Now, after twenty years, Verhoeven has finally found the respect that he was looking for in his heyday. It seems like it took him making a straightforward agenda-throwin’ film to get critics to look at him as anything but a dude that likes group shower scenes (11 in his career. I counted) and buckets of blood.
The Guilty Pleasure
If you look at any of his films today, it’s hard not to see Verhoeven playing with conventions and throwing complicated signals at the viewer, but back in the day, we didn’t have self-important sequels sucking the life out of our brains. We had lots of films that played for the escapist crowd. What us snobs call Guilty Pleasures. They’re fun, Captain Ron types of movies. Movies that do everything they can to give you a good time. We complained that they existed, and now we complain that they’re disappearing.

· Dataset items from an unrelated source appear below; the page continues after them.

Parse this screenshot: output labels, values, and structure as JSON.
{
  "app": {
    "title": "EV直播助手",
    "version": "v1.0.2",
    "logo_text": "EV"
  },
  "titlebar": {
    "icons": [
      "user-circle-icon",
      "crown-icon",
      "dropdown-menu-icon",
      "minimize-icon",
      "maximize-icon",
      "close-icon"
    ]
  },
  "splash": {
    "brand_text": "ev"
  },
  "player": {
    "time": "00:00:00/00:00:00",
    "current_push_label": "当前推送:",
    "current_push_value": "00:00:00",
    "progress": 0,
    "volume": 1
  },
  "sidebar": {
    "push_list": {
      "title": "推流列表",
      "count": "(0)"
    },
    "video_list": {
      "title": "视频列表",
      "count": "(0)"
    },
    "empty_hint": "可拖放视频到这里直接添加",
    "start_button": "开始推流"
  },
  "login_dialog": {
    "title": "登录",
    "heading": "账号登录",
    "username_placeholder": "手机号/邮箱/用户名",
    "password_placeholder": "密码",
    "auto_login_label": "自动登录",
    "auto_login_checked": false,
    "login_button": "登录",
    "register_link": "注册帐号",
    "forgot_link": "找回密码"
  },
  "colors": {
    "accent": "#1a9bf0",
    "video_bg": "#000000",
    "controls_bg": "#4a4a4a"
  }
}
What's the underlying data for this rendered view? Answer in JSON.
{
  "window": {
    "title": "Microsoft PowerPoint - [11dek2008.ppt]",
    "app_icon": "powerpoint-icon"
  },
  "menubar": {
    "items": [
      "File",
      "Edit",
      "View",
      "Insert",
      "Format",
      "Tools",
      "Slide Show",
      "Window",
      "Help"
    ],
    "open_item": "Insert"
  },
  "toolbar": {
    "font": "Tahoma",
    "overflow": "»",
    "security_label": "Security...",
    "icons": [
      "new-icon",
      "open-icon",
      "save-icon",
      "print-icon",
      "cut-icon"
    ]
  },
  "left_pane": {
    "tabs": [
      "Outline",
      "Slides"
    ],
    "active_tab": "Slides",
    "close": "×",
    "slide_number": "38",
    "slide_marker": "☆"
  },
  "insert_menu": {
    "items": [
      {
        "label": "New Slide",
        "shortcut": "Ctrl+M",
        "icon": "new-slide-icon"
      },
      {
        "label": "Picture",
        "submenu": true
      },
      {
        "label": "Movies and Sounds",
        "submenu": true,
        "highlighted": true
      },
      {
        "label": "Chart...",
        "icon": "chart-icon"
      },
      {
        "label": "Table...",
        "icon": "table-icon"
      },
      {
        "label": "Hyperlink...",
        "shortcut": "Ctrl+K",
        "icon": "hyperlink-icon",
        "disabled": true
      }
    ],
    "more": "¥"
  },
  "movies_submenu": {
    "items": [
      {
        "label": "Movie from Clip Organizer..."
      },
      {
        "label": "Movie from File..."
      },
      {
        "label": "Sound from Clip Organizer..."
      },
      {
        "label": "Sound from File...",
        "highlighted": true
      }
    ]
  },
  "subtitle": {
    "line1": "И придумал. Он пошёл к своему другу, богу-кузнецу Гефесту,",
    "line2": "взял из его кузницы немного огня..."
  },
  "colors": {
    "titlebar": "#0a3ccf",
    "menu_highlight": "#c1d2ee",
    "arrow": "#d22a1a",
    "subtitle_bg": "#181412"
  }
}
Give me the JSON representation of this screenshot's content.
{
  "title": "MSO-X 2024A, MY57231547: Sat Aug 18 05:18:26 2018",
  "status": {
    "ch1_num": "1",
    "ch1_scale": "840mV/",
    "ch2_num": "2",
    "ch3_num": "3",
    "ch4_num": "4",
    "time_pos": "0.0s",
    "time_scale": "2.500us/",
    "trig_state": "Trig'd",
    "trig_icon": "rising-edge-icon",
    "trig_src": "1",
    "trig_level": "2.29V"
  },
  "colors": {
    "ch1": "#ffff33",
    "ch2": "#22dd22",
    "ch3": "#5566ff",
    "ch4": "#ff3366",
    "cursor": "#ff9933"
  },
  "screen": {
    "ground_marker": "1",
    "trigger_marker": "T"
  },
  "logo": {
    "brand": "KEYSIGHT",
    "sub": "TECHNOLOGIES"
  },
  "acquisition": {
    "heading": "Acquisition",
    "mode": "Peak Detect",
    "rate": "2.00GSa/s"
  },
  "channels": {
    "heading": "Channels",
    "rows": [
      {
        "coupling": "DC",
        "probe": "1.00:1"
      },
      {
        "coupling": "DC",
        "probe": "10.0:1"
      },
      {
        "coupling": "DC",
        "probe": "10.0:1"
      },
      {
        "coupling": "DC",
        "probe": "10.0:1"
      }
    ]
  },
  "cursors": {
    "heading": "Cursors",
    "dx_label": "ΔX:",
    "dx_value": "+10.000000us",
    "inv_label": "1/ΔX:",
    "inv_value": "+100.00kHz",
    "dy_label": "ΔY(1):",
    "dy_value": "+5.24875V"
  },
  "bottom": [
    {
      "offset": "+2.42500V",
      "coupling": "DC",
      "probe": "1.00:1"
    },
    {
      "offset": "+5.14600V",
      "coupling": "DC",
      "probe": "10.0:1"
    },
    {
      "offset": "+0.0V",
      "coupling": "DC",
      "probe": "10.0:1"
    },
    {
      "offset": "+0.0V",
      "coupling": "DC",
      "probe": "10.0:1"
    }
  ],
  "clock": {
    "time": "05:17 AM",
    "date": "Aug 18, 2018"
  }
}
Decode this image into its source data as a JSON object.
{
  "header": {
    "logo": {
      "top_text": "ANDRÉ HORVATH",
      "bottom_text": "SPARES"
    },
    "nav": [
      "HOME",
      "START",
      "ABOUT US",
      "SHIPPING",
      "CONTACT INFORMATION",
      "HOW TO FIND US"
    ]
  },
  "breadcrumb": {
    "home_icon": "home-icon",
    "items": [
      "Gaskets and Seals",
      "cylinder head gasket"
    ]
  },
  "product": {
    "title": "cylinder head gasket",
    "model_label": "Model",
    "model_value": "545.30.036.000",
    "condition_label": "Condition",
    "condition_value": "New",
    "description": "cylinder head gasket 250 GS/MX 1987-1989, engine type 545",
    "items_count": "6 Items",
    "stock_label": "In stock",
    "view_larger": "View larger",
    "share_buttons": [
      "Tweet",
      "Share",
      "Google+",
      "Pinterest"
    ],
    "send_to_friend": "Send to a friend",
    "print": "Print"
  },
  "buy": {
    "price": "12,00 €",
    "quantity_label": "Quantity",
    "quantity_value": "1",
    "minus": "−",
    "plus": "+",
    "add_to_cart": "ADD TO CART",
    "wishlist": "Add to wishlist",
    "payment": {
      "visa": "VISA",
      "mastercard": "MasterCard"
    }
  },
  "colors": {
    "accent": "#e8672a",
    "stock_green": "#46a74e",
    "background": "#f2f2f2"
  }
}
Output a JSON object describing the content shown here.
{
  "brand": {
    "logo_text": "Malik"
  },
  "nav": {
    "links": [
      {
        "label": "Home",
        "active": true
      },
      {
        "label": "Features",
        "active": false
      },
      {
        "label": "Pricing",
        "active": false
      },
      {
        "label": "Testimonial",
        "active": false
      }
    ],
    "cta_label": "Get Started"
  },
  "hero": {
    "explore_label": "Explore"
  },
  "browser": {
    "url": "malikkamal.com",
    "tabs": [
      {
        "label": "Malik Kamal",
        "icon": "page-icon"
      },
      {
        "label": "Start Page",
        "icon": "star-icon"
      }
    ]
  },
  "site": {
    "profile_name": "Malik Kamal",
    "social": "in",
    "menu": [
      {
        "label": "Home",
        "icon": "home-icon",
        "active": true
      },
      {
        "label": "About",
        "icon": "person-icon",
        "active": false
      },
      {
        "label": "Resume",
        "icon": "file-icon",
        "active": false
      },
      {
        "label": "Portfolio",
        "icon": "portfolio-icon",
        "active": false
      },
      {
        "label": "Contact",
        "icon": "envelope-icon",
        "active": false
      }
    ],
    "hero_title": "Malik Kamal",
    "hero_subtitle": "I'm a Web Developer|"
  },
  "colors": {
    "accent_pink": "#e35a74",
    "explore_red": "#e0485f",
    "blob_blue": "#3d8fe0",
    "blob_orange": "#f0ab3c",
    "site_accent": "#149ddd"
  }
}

Now we’re stuck with people like me sitting around and whining on the internet about the things they’re nostalgic about never returning to the silver screen. We grew up with these guilty pleasures. Now that we’re older, we are finding all these lovely little messages. Maybe it’s a rationalization for loving those films.
And trust me, most 20-25 year olds grew up sneaking Paul Verhoeven films to their rooms to catch the blood, one-liners, and shower scenes that made our parents so angry and those movies so good. And we love those movies to this day for the same reasons. However, in the process, we’ve gotten a nice little agenda from a director who took an unusual liking to the uncanny.